DimensionCal.comCalendly APICalendar API (Nylas)
What it isOpen-source scheduling productAPI over a hosted booking productRaw availability + event API
Booking UIBuilt in, embeddableCalendly-hosted pagesYou build it
Self-hostYesNoHosted API
Where booking happensYour embed or their pageCalendly's pageInside your product
Best forBooking pages fast, with source accessAutomating an existing Calendly setupScheduling woven into your own workflow

Cal.com launched in 2021 as an open-source Calendly alternative, and its API v2 is the fastest path to embedded booking pages you can also self-host. The Calendly v2 API authenticates with OAuth 2.0 or personal access tokens, but bookings still happen on Calendly-hosted pages, so the API observes bookings more than it creates them. Building on a calendar API is the one option where the form, the rules, and the data model are entirely yours.

The trade-off is honest on both sides. A product gets you live this week with someone else's booking rules; an API costs you the build but removes the per-seat pricing and the redirect to a third-party page. The next three sections walk the build path end to end with three commands, so you can judge the effort before committing.

How do I check availability without a scheduling product?

The nylas calendar availability find command searches for open meeting slots straight from a connected Google or Outlook calendar. It defaults to 30-minute slots scanned at 15-minute intervals over a 7-day window, and --json returns the slots as data your booking UI can render directly.

nylas calendar availability find \
  --participants host@example.com \
  --duration 30 \
  --interval 15 \
  --json

For a yes/no answer about one specific window, the nylas calendar availability check command reports free/busy status for any set of email addresses. It accepts natural-language times, so a quick terminal test needs zero date formatting before you wire the same call into your backend.
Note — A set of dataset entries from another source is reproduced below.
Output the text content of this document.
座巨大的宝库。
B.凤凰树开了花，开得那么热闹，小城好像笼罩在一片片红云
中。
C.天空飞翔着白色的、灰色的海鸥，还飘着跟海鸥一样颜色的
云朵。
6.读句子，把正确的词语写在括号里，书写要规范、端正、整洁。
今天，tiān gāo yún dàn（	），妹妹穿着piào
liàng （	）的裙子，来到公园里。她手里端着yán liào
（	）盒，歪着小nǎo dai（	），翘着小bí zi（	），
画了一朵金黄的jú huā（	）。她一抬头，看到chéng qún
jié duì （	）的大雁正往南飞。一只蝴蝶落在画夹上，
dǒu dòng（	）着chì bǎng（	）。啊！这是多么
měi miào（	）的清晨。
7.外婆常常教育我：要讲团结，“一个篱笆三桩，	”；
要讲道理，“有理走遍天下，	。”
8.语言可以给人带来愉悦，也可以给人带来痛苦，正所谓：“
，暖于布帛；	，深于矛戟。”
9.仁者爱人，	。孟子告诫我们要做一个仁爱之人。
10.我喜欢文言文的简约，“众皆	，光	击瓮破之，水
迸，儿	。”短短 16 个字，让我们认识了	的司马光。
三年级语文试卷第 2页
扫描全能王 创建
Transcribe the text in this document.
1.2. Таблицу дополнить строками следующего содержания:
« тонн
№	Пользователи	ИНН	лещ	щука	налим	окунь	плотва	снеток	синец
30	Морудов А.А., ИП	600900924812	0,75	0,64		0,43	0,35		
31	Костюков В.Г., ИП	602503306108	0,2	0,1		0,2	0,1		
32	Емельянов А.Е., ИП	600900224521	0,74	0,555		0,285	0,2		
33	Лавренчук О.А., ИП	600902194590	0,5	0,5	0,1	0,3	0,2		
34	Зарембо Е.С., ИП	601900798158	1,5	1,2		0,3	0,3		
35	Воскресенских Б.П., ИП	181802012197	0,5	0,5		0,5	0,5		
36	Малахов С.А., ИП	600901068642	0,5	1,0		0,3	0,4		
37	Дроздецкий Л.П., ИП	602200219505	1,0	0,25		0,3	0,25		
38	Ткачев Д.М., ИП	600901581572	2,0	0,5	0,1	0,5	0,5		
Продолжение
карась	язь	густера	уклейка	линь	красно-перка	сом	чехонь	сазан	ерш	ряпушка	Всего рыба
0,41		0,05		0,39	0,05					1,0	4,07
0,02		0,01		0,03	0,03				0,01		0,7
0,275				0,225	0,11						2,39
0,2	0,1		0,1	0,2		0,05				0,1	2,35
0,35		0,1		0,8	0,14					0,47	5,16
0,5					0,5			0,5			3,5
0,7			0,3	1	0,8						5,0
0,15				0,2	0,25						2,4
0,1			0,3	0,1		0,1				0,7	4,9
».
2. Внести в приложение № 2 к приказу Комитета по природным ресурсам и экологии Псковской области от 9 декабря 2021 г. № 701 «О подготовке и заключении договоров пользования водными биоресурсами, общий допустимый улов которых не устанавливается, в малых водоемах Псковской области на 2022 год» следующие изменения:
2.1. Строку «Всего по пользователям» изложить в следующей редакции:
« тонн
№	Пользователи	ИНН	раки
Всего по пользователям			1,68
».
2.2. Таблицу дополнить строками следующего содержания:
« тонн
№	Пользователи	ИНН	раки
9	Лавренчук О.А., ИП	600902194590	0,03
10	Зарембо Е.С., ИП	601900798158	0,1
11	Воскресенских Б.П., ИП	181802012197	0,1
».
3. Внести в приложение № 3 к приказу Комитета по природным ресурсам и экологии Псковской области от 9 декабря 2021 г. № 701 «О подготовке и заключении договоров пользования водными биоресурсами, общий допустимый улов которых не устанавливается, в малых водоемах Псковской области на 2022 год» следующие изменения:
nylas calendar availability check \
  --emails host@example.com \
  --start "tomorrow 9am" \
  --end "tomorrow 5pm"

Both commands read live free/busy data, so a slot that shows up here reflects the host's actual calendar, including events booked outside your product. Pipe the JSON into your backend or straight into a frontend response. The full slot-to-website wiring, including timezone handling, is covered in the booking page guide.

How do I create the booking once a visitor picks a slot?
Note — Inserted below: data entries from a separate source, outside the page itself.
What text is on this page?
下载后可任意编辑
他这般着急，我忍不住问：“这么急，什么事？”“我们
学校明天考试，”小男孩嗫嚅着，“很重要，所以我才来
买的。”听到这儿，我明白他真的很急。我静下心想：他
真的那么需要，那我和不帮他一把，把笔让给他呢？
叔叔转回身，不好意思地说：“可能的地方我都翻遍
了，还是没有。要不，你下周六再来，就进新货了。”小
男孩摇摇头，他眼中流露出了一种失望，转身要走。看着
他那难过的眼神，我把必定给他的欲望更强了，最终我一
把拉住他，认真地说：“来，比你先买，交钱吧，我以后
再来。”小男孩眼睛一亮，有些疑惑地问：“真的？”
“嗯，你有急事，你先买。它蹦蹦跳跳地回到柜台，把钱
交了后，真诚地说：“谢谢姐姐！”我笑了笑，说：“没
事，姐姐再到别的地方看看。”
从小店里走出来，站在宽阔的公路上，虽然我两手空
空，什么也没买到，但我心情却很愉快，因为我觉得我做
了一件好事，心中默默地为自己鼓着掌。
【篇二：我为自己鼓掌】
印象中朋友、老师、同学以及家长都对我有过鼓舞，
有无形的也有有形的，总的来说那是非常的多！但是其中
The nylas calendar events create command writes the booking to the host's real calendar and invites the visitor as a participant. The calendar provider sends the invitation email itself, so a confirmed booking blocks the slot and appears in both calendars like any hand-created event. Add --location for a meeting link and --description for agenda notes; both carry through to the invite.
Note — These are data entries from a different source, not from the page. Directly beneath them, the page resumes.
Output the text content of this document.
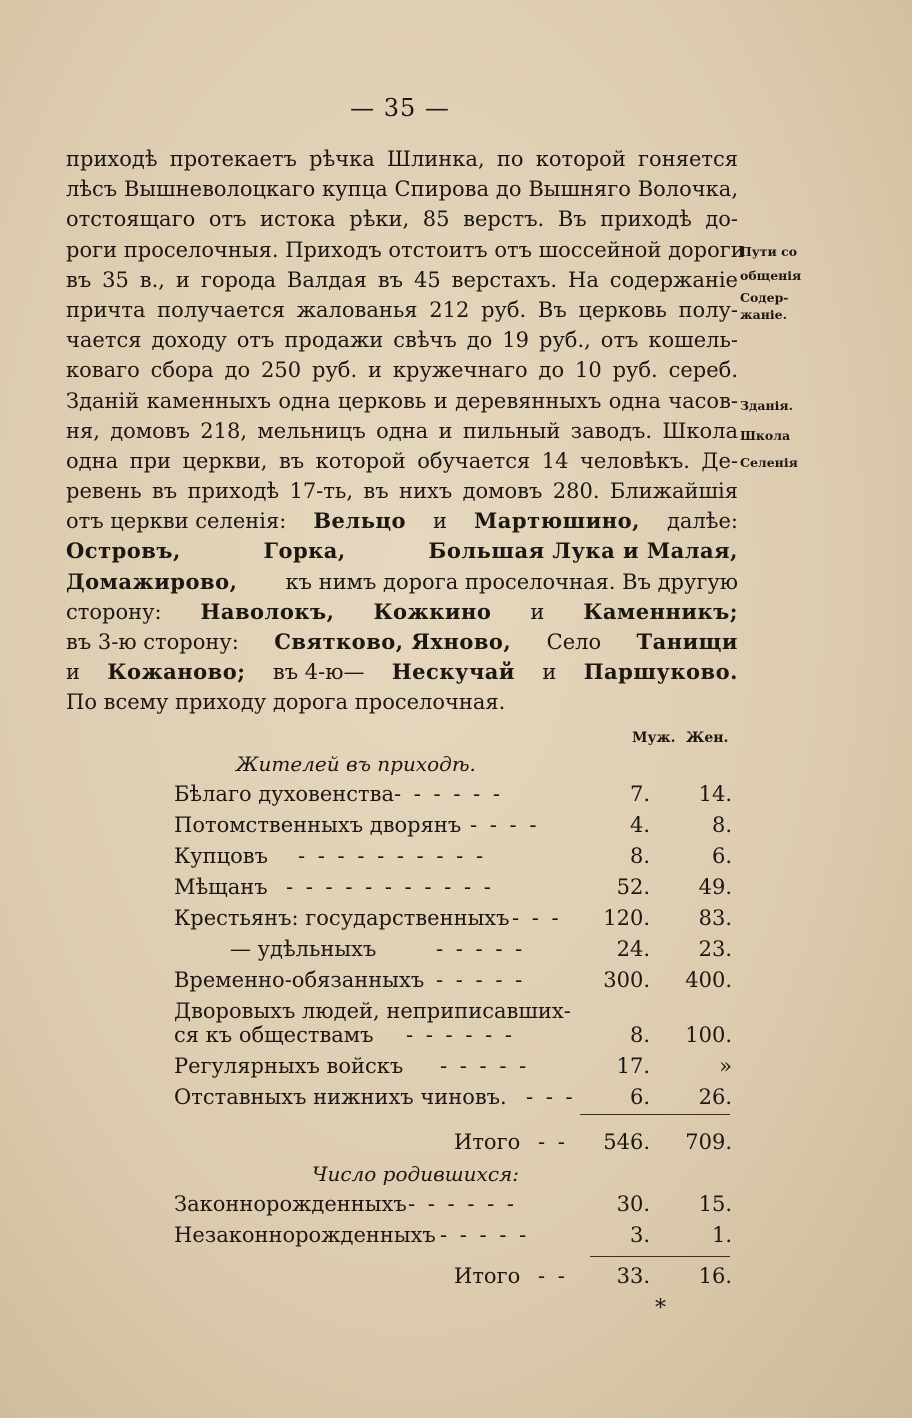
— 35 —
приходѣ протекаетъ рѣчка Шлинка, по которой гоняется
лѣсъ Вышневолоцкаго купца Спирова до Вышняго Волочка,
отстоящаго отъ истока рѣки, 85 верстъ. Въ приходѣ до-
роги проселочныя. Приходъ отстоитъ отъ шоссейной дороги
въ 35 в., и города Валдая въ 45 верстахъ. На содержаніе
причта получается жалованья 212 руб. Въ церковь полу-
чается доходу отъ продажи свѣчъ до 19 руб., отъ кошель-
коваго сбора до 250 руб. и кружечнаго до 10 руб. сереб.
Зданій каменныхъ одна церковь и деревянныхъ одна часов-
ня, домовъ 218, мельницъ одна и пильный заводъ. Школа
одна при церкви, въ которой обучается 14 человѣкъ. Де-
ревень въ приходѣ 17-ть, въ нихъ домовъ 280. Ближайшія
отъ церкви селенія: Вельцо и Мартюшино, далѣе:
Островъ,	Горка,	Большая Лука и Малая,
Домажирово, къ нимъ дорога проселочная. Въ другую
сторону: Наволокъ, Кожкино и Каменникъ;
въ 3-ю сторону: Святково, Яхново, Село Танищи
и Кожаново; въ 4-ю— Нескучай и Паршуково.
По всему приходу дорога проселочная.
Пути со
общенія
Содер-
жаніе.
Зданія.
Школа
Селенія
Муж. Жен.
Жителей въ приходѣ.
Бѣлаго духовенства - - - - - -	7. 14.
Потомственныхъ дворянъ - - - -	4.	8.
Купцовъ - - - - - - - - - -	8.	6.
Мѣщанъ - - - - - - - - - - -	52. 49.
Крестьянъ: государственныхъ - - - 120. 83.
— удѣльныхъ	- - - - -	24. 23.
Временно-обязанныхъ - - - - -	300. 400.
Дворовыхъ людей, неприписавших-
ся къ обществамъ - - - - - -	8. 100.
Регулярныхъ войскъ - - - - -	17.	»
Отставныхъ нижнихъ чиновъ. - - -	6. 26.
Итого - - 546. 709.
Число родившихся:
Законнорожденныхъ - - - - - -	30. 15.
Незаконнорожденныхъ - - - - -	3.	1.
Итого - - 33. 16.
*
nylas calendar events create \
  --title "Intro call with Sam" \
  --start "2026-06-12 14:00" \
  --end "2026-06-12 14:30" \
  --participant "visitor@example.com" \
  --json

If you omit --end, the CLI defaults the end time to 1 hour after the start. One detail matters in production: re-run the availability check for the exact chosen window right before creating the event, because another visitor may have taken the slot since your UI rendered it. That re-check pattern, plus the double-booking failure modes it prevents, is walked through in the availability booking page guide.

How do I keep bookings in sync after they change?

Webhooks keep an embedded scheduler honest. The nylas webhook create command registers your endpoint for the event.created and event.updated triggers, so a decline, reschedule, or cancellation made directly in Google Calendar or Outlook lands in your app without polling.

nylas webhook create \
  --url "https://api.example.com/calendar-hooks" \
  --triggers event.created,event.updated \
  --description "Booking sync"

Here's the polling math the TL;DR promised: checking 1,000 bookings every 5 minutes is 288,000 requests a day, and most return nothing new. One webhook registration replaces all of it. For local development, nylas webhook server --port 8080 runs a receiver on your machine so you can watch reschedule payloads arrive before you deploy anything, and nylas webhook verify checks payload signatures against your webhook secret so you only trust genuine notifications. The Nylas Scheduler docs cover the hosted booking-page option if you later want the UI managed for you.